What is the highest monthly expenditure per capita?
What is the highest monthly expenditure for a single-person household?
In addition to rudimentary exploratory analysis, these scatter plots can also help identify,
Linearity and Non-linearity#
Linearity refers to the situation where the relationship between the predictor variable \(X\) and the response variable \(Y\) can be well approximated by a straight line. In a scatter plot, this appears as a cloud of points roughly forming a linear trend. Linear relationships are foundational in many statistical models, including simple and multiple linear regression. Non-linearity, on the other hand, occurs when the relationship between \(X\) and \(Y\) cannot be captured adequately by a straight line. This could manifest as curves, exponential growth or decay, plateaus, or other complex patterns. Identifying non-linearity is essential because applying a linear model to non-linear data can lead to biased estimates and misleading inferences. Techniques such as polynomial regression, splines, or transformation of variables are often used to handle non-linearity.

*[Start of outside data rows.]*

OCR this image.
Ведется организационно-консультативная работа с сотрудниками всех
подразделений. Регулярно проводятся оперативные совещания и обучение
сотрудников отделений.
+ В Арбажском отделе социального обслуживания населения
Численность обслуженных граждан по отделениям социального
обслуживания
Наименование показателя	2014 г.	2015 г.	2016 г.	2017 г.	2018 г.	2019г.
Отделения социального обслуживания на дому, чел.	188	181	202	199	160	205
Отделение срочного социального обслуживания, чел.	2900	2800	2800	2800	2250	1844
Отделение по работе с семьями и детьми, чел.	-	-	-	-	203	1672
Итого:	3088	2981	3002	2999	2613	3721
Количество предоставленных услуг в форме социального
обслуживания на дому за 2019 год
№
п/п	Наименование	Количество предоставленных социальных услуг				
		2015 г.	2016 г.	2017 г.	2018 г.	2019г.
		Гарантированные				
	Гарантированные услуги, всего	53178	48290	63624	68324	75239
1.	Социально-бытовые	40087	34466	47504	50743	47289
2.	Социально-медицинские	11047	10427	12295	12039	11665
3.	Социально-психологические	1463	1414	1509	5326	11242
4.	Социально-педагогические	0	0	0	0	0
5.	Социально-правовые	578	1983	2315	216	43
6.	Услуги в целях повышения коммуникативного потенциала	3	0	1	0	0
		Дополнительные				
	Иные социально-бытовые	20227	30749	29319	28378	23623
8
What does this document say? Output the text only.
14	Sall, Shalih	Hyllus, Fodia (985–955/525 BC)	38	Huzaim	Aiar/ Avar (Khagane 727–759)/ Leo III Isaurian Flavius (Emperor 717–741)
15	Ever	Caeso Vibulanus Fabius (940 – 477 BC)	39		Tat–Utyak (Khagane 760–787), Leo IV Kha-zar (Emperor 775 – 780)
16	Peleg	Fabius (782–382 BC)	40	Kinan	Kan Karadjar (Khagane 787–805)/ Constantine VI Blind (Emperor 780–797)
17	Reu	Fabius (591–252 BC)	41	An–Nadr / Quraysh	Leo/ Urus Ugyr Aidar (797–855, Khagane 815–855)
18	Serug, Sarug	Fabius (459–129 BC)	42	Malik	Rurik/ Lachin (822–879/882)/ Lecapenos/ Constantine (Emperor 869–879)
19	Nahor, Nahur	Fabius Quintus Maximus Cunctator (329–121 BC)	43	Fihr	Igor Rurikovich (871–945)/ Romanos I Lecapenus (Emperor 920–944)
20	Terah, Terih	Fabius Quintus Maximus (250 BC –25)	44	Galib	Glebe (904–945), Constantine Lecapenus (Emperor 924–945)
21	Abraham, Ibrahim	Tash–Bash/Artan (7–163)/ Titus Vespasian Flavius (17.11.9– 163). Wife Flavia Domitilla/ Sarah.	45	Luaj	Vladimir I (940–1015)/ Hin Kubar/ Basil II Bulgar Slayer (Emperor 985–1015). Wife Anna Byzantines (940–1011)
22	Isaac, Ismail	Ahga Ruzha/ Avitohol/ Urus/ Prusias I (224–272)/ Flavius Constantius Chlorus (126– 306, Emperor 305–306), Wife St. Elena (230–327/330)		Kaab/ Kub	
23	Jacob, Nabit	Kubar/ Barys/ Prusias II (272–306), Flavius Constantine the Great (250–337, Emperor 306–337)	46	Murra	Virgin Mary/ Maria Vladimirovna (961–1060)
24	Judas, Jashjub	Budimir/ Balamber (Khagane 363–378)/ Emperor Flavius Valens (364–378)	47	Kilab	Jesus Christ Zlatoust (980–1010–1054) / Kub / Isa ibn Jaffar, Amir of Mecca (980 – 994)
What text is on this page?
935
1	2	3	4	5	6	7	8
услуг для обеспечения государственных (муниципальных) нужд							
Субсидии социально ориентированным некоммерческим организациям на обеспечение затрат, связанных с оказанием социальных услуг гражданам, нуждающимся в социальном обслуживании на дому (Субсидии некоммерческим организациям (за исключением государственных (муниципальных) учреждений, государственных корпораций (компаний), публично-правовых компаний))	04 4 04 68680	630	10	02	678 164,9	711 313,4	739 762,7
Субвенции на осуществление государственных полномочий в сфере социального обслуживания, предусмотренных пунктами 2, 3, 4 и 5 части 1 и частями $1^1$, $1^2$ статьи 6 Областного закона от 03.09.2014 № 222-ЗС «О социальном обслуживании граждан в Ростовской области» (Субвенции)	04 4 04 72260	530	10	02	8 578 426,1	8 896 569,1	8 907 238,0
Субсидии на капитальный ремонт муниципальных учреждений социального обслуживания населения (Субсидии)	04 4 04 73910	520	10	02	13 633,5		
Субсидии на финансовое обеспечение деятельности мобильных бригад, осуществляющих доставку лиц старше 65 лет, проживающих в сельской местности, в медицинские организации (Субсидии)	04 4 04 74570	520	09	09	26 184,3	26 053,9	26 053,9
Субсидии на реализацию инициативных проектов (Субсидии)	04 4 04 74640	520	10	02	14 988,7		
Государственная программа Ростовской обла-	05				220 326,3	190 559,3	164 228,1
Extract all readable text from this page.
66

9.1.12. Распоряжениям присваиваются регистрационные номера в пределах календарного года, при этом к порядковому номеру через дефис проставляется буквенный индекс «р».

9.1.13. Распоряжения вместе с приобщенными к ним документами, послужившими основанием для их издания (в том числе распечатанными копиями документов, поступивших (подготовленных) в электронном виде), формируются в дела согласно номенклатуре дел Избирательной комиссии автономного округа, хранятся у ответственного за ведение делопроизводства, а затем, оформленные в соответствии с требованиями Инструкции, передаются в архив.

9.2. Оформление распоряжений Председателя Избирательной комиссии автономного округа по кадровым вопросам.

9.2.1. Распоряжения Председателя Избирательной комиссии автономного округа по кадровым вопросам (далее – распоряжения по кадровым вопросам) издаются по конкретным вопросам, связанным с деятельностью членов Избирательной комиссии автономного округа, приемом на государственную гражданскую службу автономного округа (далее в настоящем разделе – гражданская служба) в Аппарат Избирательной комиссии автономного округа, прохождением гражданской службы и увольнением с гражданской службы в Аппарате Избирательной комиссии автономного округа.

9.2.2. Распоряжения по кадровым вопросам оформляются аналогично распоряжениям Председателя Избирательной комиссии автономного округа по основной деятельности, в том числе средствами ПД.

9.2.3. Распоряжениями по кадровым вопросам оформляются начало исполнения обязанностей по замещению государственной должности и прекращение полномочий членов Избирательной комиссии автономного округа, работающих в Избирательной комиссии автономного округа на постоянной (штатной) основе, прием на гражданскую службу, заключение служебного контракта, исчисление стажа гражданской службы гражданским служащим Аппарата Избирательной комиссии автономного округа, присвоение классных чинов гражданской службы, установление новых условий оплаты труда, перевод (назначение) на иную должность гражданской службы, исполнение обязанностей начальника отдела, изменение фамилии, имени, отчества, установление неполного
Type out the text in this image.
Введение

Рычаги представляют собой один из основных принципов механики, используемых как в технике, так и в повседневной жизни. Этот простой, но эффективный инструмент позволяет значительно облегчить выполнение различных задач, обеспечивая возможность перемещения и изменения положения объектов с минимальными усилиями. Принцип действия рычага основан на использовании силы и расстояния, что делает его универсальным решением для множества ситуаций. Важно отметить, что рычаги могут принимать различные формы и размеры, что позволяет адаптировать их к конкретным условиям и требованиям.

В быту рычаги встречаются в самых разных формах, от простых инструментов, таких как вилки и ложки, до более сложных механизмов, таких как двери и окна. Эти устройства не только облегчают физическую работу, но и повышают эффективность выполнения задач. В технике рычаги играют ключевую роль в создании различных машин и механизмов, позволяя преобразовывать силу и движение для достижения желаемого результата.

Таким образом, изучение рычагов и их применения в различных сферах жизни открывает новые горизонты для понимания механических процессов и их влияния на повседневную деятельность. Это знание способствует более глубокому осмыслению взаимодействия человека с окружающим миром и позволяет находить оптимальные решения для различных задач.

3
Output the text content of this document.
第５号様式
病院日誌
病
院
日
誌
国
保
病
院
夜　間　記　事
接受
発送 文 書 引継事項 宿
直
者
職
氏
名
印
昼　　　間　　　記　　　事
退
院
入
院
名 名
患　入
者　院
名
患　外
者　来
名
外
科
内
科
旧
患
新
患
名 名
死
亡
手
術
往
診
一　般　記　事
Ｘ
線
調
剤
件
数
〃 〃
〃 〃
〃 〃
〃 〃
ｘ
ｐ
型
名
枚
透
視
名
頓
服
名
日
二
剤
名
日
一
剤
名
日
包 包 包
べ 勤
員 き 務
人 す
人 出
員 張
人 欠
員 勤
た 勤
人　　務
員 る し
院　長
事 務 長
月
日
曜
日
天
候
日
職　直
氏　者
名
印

Homoscedasticity and Heteroscedasticity#
Homoscedasticity describes a scenario in which the variability of the response variable \(Y\) remains constant across all levels of the predictor \(X\). In graphical terms, if you draw vertical slices through a scatter plot, the spread of the Y-values should be roughly equal across these slices. Homoscedasticity is a key assumption in linear regression, as violations can lead to inefficient estimates and invalid standard errors. In contrast, heteroscedasticity occurs when the variance of \(Y\) changes with \(X\) — for example, increasing or decreasing as \(X\) increases. This fan-shaped or funnel-shaped pattern in a scatter plot signals heteroscedasticity. It often arises in income data, where higher-income groups tend to show greater variation in expenditure, for instance. If present, robust regression methods or variance-stabilizing transformations may be required.
Outliers#
Outliers are observations that lie far from the general pattern of the data. They can arise due to data entry errors, measurement anomalies, or genuine variability in the population. Statistically, outliers are often defined as points lying more than 1.5 times the interquartile range (IQR) from the quartiles, or several standard deviations away from the mean. Outliers can have a disproportionate influence on model estimates, especially in methods like least squares regression, which are sensitive to extreme values. While not all outliers are problematic, their presence should prompt further investigation — they might reveal interesting phenomena, data quality issues, or the need for robust modeling techniques that down-weight their influence.
Test Yourself
The relation between household size and monthly expenditure per capita is linear.
The monthly expenditure per capita is heteroscedastic with respect to household size.
The monthly expenditure per capita contains outliers.
Tip
In the next few lectures, we will explore such visualization tools - a critical part of the analytical workflow, to uncover patterns and communicate insights more effectivey, particularly for multivariate data. These visual data summaries will enable us to detect trends and spot anomalies, serving as a foundation for more advanced data analysis.